What's crazy to me is that I don't even know if I can trust myself and all those misguided beliefs. I feel so much more peace not having listened to any modern music - or music services at all, for the lack of the constant advertisement bombardments and my increasing dissatisfaction for needing to change songs constantly. Right now I'm trying to get rid of all the useless electronics, gaming systems, and creative equipment I bought in the last year I considered investments in film, art, and production in my YouTube channel because I was completely misguided from stress as I described in previous posts. Sure, I feel silly since I wasted so much, but having to go through all of the incredible amount of red tape and eBay promotion to rid myself of all these worthless possessions is just desserts and a lesson learned for how stupid I've been. I'll still see it in a positive light, though. The understanding and peace I'm beginning to experience now that I'm closer to feeling like my behavior and values are coming closer to full alignment is immense. Maybe that's just the secret - following through on your values despite the fact that something else seems to hold some seductive secret of pleasure. This is definitely true in my experience with working with people. A lot of unhappy people are unable to behave in the way they know it would be wisest to behave.

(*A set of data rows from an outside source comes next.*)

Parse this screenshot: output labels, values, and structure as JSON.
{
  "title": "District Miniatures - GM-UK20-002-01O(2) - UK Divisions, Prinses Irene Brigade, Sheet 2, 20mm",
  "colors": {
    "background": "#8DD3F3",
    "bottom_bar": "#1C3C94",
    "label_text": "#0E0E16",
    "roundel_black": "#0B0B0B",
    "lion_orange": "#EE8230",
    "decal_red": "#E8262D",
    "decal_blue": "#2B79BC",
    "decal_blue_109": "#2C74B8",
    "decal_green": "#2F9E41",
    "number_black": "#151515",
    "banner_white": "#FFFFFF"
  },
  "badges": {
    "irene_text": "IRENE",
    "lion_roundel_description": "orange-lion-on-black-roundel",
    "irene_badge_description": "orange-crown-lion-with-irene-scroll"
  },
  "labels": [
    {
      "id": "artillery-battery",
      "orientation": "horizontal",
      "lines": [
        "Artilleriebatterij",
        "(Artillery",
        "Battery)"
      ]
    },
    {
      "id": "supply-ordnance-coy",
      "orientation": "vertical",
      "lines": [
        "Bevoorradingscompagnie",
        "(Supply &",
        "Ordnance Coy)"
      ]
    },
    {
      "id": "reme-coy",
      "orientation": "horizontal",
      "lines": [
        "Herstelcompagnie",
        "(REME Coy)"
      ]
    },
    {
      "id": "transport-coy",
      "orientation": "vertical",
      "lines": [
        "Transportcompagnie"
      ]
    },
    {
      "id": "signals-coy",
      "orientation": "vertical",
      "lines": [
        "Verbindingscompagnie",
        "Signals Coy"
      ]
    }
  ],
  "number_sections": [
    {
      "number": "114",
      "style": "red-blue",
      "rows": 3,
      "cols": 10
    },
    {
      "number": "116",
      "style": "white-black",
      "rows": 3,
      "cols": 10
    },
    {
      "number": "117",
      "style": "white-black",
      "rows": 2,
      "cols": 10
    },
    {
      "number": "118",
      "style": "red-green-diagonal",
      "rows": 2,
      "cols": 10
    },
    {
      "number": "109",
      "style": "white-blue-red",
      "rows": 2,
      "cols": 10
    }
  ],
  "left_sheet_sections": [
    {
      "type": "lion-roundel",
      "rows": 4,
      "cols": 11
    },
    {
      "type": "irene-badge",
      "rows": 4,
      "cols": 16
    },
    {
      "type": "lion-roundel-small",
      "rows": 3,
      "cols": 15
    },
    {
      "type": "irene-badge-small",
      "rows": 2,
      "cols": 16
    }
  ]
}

I think you guys are right about getting out of my comfort zone and just out in building more real world face-to-face relationships. I'm frustrated because my town's recreational sports league is closed to new entrants, though I need to do my best to find low-pressure ways of getting out there more. I'm hesitant to join much or go out so much since it can get expensive or required long travel times to meet people, though perhaps it's worth the investment. I want to buy a pass to my local rec center to use the pool for starters. Maybe I'll follow up on that soon. Hopefully I can manage all this while holding down a job. Either way, I get out a lot already to exercise, though I'm so often alone outdoors. It will take some brainstorming and cold calls on people I haven't seen in awhile, haha.

That's all my thoughts for now. My apologies for the frequent posts, as I hate to overdo it on posting, but it's just the rate at which I feel like my mind needs emptying, and I'm glad to have it all written down in one place to read one day, so that it can be built into a greater narrative of self-understanding and a journey of growth. Stay strong!